Para alcanzar la paz en Colombia, es indispensable reflexionar sobre el impacto que, en la vida de un pueblo tiene la cultura del “tener” y la importancia de amalgamarla con la cultura del “ser”. Este solo hecho abre espacio a conflictos intrapersonales, interpersonales y sociales que nos movilizan hacia procesos que llevan a la toma de conciencia sobre la realidad y a la adopción de actitudes contestatarias para transformarla.
En el marco de los comentarios anteriores, la organización guerrillera más numerosa de Colombia participó y culminó un proceso donde el Estado colombiano produjo suficientes condiciones como para intentar producir la percepción generalizada de un conflicto sin perdedores.
En el contexto mencionado se firmó el acuerdo para la terminación del conflicto y la construcción de una paz estable y duradera al que, por cierto, no se adhirieron sectores minoritarios del frente armado revolucionado de Colombia ya que son ajenos movimientos, como el Ejército de Liberación Nacional; asimismo se abrió una brecha entre dos sectores de la población que expresaron su voluntad en el plebiscito de fecha 02 de octubre del 2016 y se han diseminado sucesos que nos muestran un proceso de paz inacabado y la incertidumbre sobre un futuro en el que la desactivación total de los movimientos armados sea una realidad.
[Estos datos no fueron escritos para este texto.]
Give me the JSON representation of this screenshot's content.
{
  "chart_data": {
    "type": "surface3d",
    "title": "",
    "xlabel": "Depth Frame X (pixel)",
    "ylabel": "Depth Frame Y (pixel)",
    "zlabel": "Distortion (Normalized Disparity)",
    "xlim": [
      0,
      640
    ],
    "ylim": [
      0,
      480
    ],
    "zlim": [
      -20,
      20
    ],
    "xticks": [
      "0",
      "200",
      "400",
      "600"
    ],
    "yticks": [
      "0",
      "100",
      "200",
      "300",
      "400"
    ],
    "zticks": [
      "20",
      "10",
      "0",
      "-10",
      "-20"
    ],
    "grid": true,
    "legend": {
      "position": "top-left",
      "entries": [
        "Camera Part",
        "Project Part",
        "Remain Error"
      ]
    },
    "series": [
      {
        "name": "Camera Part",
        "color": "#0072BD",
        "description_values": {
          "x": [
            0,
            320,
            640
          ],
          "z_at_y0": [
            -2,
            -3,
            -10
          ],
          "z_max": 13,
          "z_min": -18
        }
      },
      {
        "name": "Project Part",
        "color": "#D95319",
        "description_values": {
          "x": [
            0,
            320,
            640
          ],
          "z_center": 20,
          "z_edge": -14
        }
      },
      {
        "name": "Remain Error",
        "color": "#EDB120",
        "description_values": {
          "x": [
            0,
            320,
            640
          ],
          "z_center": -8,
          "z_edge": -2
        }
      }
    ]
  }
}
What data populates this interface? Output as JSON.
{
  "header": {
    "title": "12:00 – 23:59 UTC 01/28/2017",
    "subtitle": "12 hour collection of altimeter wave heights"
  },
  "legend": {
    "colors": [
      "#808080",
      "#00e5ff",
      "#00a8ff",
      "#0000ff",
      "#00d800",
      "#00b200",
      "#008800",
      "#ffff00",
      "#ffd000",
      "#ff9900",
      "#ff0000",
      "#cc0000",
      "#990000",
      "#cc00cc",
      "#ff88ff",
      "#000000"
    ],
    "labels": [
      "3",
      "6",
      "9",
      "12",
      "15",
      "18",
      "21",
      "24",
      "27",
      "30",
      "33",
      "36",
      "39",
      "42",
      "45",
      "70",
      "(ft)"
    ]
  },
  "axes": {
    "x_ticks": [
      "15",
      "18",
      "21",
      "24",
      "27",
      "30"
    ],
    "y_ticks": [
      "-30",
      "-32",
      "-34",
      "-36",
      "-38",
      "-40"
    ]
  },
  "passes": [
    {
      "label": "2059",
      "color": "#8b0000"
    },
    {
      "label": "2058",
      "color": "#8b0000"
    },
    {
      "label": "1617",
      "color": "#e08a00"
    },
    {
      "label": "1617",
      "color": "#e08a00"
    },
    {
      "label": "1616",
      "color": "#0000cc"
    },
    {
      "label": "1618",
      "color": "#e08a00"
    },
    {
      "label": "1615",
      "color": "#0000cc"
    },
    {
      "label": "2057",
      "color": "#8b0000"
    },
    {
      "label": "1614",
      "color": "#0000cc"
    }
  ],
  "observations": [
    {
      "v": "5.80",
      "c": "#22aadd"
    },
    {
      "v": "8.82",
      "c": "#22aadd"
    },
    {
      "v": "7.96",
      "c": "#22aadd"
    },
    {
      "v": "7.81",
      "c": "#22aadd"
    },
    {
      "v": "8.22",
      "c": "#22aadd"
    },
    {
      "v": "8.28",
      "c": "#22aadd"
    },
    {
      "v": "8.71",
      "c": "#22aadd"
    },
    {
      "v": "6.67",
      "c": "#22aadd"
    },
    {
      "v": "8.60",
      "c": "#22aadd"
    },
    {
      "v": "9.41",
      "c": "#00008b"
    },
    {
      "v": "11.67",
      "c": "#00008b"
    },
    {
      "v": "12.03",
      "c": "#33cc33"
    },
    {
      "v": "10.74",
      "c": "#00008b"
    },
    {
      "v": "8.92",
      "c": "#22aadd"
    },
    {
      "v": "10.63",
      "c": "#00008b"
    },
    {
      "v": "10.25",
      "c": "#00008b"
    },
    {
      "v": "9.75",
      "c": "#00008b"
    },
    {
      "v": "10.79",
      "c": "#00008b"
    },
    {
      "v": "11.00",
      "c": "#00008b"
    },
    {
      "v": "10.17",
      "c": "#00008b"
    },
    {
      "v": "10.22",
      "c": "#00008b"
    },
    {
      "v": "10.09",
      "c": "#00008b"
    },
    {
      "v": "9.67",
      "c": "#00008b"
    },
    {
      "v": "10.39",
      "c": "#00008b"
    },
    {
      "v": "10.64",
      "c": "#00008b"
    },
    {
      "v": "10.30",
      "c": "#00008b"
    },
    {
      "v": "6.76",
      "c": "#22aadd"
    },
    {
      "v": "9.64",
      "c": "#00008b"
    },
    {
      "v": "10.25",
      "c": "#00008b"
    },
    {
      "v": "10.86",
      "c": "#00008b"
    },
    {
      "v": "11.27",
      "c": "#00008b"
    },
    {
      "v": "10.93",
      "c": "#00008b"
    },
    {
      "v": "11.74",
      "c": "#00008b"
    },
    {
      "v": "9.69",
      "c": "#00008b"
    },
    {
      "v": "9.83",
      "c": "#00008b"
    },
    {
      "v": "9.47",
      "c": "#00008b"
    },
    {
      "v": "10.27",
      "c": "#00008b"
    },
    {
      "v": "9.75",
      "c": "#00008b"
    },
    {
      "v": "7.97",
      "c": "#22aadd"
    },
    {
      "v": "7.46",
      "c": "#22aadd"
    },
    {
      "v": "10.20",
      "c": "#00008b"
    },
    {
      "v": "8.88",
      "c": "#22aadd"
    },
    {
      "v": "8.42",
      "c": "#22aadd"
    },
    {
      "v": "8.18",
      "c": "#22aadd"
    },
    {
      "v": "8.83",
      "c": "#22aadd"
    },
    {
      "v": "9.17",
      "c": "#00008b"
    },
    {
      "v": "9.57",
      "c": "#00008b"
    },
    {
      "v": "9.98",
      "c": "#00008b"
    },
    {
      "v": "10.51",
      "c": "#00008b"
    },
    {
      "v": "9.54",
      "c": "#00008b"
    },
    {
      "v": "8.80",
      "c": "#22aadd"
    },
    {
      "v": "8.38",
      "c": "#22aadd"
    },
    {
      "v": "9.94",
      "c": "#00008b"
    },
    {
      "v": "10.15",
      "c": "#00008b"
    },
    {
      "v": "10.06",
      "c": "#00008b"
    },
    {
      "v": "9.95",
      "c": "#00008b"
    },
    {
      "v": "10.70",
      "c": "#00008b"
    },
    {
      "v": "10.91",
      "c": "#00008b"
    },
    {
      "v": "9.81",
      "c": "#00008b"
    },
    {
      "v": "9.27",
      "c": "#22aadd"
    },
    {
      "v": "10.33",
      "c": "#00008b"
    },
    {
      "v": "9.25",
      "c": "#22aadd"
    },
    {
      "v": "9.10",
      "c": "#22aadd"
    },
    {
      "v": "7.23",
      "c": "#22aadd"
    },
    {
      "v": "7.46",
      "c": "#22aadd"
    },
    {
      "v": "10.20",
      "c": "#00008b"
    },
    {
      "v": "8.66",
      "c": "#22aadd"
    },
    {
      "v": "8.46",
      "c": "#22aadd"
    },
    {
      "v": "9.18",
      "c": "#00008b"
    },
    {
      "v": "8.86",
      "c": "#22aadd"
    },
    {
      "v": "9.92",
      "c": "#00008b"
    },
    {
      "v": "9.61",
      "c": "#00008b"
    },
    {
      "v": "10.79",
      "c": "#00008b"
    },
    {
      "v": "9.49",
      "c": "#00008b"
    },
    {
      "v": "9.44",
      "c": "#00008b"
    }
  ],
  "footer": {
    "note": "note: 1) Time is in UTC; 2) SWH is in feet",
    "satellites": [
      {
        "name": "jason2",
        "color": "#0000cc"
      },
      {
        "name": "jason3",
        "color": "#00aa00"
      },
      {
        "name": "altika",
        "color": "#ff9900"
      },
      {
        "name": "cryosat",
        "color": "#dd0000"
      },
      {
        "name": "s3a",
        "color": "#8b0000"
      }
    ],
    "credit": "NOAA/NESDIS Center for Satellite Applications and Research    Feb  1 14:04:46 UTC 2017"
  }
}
La respuesta de investigadores y académicos la encontramos en esta magnífica obra colectiva, publicada en su primera parte, en diciembre de 2017 y que se complementa con la presente edición. Ésta nos muestra, desde distintas percepciones el complejo escenario que vive y experimenta la sociedad colombiana, en este azaroso tránsito de los conflictos armados hacia una anhelada paz colectiva cuya lejanía es un reto aun mayor que los avances hasta ahora logrados.